The arrangement to remove the spreading waveform includes a sync detector and pulse generator with variable phase shift 35 and triangular waveform generator 36. Detector and generator 35 is connected to the output of filter 25 and detects the recovered video vertical sync pulse. This detected sync pulse is reshaped and delayed an amount equal to the transit time through the FM deviation compressor including mixer 19, amplifiers 21 and 24, discriminator 23, filter 25 and oscillator 20. This time delayed pulse triggers generator 36 which generates a waveform at the exact required frequency of the previously inserted triangular spreading waveform at the sending end of the satellite communication system.
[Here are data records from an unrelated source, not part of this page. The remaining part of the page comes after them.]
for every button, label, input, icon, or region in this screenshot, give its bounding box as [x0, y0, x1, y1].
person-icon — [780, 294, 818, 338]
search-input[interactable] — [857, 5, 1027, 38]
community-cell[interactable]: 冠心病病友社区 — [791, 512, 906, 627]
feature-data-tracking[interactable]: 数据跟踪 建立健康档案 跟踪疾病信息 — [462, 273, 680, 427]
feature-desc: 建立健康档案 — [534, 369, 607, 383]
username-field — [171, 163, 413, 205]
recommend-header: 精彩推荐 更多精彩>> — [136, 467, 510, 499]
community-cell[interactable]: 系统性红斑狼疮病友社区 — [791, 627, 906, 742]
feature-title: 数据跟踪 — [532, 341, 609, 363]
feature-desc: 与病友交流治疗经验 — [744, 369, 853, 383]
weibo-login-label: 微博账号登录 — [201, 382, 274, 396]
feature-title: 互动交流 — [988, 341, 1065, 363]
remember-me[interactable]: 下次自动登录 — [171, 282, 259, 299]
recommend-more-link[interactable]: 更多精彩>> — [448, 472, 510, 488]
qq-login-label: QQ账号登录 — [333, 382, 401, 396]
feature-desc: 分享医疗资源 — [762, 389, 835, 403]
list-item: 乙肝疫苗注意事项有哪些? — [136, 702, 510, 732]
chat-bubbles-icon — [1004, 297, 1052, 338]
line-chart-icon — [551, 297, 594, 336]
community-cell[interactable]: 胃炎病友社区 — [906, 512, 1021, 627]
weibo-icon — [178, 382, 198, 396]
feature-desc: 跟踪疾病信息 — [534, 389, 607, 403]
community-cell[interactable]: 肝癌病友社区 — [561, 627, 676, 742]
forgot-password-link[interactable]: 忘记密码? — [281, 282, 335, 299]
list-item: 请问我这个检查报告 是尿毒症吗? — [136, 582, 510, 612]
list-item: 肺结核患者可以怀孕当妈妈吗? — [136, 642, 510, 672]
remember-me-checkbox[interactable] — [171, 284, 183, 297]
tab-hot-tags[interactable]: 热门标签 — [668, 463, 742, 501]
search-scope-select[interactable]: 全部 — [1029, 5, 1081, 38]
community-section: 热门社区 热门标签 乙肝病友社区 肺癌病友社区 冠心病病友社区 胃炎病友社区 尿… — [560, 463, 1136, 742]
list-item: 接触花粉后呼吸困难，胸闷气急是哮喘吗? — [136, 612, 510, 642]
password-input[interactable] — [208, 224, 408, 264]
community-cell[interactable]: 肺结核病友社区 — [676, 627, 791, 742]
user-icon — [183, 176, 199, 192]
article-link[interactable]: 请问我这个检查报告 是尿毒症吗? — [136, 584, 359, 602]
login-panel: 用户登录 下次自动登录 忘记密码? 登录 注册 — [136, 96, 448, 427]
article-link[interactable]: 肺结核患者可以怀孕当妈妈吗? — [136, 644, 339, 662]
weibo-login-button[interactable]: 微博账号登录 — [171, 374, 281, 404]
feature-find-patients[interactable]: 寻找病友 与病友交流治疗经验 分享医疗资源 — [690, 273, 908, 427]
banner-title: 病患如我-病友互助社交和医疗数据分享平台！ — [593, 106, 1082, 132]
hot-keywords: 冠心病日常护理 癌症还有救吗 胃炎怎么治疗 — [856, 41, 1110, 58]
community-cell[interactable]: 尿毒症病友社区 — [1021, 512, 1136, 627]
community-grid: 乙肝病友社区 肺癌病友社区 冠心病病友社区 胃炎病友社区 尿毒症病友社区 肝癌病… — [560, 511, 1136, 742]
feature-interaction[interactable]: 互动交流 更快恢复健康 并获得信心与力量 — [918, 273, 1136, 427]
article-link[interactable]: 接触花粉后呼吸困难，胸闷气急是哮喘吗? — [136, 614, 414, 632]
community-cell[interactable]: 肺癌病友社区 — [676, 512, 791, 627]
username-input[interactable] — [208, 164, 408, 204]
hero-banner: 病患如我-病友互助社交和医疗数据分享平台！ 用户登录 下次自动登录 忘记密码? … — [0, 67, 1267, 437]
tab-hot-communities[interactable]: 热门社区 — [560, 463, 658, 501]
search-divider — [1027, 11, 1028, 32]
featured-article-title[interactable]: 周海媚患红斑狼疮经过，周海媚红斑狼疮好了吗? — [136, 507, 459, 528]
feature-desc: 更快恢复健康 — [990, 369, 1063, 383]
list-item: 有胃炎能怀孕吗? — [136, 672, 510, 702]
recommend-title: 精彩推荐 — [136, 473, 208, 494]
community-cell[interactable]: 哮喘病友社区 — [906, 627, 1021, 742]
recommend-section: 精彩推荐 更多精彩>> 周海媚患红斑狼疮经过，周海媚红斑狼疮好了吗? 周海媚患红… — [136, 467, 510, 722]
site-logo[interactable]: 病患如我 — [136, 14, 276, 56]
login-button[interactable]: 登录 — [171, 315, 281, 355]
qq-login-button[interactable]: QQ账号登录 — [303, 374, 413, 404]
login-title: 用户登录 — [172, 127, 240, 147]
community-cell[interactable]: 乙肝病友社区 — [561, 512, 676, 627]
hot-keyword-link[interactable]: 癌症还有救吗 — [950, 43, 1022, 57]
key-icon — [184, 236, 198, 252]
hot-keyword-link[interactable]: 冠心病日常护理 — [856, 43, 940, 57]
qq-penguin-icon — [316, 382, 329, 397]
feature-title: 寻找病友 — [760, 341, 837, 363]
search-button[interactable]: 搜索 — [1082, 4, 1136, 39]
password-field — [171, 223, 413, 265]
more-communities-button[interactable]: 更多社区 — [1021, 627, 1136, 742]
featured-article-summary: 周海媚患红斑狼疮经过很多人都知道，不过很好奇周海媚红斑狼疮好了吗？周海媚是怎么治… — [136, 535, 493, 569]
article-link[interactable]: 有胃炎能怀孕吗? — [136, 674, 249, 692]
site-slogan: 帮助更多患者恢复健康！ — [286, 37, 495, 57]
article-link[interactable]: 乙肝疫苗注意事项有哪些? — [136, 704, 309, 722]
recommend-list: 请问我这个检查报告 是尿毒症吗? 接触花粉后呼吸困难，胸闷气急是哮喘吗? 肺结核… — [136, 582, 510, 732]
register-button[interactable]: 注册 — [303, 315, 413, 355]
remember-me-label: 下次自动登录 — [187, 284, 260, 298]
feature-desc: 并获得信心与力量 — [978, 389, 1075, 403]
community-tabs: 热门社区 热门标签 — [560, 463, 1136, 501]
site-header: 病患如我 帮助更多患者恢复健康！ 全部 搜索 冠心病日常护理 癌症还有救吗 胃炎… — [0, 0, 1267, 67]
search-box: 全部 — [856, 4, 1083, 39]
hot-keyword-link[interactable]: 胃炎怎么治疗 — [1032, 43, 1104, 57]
The triangular waveform generated by generator 36 modulates oscillator 31 in a phase directly opposite to the incoming phase of the triangular waveform of the compressed carrier at the output of amplifier 21. The amplitude of the triangular waveform modulating oscillator 31 is made exactly equal to that required to cancel the incoming carrier triangular modulation in mixer 27 so that no triangular modulation is coupled to transmitter 6.

While we have described above the principles of our invention in connection with specific apparatus it is to be clearly understood that this description is made only by way of example and not as a limitation to the scope of our invention as set forth in the objects thereof and in the accompanying claims.